In a letter this week, the team’s leader, Professor Janusz Paweska, said the local electricity supply was so unreliable at maintaining the “negative pressure” biosafety chamber they work in that they needed to ship a generator out from South Africa.

He added: “Specimens from suspected [Ebola cases are] often packed in improvised secondary containers.”

Paweska said that, last week, the “proudly South African” team were visited by Sierra Leone President Ernest Bai Koroma and that guards armed with automatic rifles guard their lab.

On the front lines

Ekambaram, a veteran Aids treatment activist, is currently the sole South African field worker on the front lines of the epidemic, after three others returned last month.

An MSF spokesperson said she was performing “a hugely important role”, but said Ekambaram could not be reached for comment.

MSF communications director Borrie la Grange said field workers were required to return after short spells to avoid life-threatening mistakes such as “needle-stick” injuries due to exhaustion after “12 to 16-hour shifts every day”.

He said the epidemic was “not under control anywhere”.

Shocking picture

One of the returnees, Dr Stefan Kruger, painted a shocking picture of the epidemic on his diary blog: “We continue to receive terribly ill patients. My nurse patient withers away as time passes. His body finally gives in.

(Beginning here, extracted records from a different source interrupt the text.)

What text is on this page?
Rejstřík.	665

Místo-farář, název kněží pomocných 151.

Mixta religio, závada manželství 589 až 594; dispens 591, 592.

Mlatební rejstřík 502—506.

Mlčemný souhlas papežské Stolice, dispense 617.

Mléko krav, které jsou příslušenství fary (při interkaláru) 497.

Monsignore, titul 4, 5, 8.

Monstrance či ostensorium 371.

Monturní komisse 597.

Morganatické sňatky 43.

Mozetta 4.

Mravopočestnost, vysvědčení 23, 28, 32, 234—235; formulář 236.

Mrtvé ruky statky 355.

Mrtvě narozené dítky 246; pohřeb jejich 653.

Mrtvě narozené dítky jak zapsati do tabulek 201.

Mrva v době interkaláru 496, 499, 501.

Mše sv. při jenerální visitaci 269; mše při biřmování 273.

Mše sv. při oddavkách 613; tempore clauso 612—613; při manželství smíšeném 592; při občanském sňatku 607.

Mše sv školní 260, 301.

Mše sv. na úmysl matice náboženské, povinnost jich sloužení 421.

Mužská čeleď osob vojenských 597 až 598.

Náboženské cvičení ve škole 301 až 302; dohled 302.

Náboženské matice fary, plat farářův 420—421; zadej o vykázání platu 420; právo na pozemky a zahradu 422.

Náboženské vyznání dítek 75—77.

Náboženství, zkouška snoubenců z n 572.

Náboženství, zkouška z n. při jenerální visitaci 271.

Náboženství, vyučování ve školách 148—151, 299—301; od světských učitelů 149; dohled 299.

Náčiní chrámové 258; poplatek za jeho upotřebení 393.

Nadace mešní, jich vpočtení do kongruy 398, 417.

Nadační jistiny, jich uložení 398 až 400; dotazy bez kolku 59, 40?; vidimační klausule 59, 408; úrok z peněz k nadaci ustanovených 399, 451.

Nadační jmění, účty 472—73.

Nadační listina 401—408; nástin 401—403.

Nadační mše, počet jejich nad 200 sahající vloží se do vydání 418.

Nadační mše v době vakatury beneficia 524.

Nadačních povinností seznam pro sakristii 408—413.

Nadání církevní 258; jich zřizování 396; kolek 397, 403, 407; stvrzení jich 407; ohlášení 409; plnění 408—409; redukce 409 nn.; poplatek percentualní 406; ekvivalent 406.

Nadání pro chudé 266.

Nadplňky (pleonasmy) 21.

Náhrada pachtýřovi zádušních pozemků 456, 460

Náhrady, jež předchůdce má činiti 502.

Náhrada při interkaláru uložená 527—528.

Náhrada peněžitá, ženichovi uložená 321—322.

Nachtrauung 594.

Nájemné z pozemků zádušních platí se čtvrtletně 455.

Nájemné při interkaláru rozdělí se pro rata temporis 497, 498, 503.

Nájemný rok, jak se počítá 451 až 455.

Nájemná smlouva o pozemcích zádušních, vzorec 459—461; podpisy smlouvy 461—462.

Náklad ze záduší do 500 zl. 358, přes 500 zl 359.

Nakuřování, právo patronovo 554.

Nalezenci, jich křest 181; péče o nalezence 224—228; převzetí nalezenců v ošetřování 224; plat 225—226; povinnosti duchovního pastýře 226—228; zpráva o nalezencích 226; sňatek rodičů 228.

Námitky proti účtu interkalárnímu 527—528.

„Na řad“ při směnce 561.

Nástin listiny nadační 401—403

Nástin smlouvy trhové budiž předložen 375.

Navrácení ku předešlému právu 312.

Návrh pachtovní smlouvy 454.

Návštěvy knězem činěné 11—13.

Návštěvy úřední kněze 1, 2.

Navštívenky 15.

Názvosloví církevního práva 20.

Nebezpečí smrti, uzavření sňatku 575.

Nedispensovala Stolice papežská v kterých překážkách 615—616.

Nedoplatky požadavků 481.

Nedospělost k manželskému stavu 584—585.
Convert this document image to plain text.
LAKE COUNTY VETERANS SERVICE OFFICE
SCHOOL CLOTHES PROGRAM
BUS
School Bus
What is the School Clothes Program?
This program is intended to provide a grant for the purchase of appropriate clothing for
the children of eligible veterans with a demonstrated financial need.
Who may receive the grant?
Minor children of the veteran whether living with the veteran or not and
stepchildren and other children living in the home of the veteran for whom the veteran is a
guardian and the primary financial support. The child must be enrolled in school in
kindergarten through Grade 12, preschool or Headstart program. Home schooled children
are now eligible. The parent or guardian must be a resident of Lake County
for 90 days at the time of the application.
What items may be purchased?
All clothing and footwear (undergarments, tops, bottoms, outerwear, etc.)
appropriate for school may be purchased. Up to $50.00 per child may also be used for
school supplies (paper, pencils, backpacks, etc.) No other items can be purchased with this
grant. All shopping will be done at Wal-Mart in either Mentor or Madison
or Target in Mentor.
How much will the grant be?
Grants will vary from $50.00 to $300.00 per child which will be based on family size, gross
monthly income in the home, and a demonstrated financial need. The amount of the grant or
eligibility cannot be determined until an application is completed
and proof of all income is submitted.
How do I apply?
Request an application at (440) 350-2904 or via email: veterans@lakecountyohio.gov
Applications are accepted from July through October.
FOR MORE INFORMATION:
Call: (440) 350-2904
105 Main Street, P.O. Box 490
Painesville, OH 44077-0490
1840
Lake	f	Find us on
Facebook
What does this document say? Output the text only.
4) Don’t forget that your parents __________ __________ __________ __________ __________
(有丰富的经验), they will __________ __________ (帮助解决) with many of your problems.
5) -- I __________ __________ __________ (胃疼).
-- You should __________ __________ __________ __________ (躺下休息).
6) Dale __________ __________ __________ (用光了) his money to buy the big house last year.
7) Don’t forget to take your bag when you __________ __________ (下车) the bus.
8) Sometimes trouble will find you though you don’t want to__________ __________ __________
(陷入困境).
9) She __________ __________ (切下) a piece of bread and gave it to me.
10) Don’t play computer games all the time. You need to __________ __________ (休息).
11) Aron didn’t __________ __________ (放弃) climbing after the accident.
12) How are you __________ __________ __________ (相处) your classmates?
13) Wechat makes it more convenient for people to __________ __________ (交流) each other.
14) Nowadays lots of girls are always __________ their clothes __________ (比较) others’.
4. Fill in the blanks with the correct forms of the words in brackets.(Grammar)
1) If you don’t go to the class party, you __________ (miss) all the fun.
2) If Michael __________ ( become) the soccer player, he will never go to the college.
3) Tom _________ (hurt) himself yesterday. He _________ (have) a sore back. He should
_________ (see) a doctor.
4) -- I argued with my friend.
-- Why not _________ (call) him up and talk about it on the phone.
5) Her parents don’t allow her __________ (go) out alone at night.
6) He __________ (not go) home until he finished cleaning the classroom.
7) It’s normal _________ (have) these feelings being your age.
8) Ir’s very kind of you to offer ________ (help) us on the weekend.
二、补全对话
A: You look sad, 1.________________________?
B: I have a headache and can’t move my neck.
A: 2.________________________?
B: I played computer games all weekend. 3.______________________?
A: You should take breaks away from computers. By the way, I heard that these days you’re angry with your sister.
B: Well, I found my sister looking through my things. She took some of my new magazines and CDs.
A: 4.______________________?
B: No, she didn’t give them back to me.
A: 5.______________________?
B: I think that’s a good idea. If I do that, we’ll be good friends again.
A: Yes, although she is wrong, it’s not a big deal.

“We become accustomed to... entire households being erased from their family trees one by one.”

However, he said it was a “magical occurrence” when a patient recovered and was discharged. “In a moment of unadulterated euphoria staff members abandon their work. There is singing and dancing and everyone joins in.”

Professor Shabir Madhi, executive director of the National Institute for Communicable Diseases, said research on Ebola samples at their “level 4” biocontainment lab in Sandringham, Gauteng, had led directly to the team’s “exponentially increasing” the testing rate in Freetown.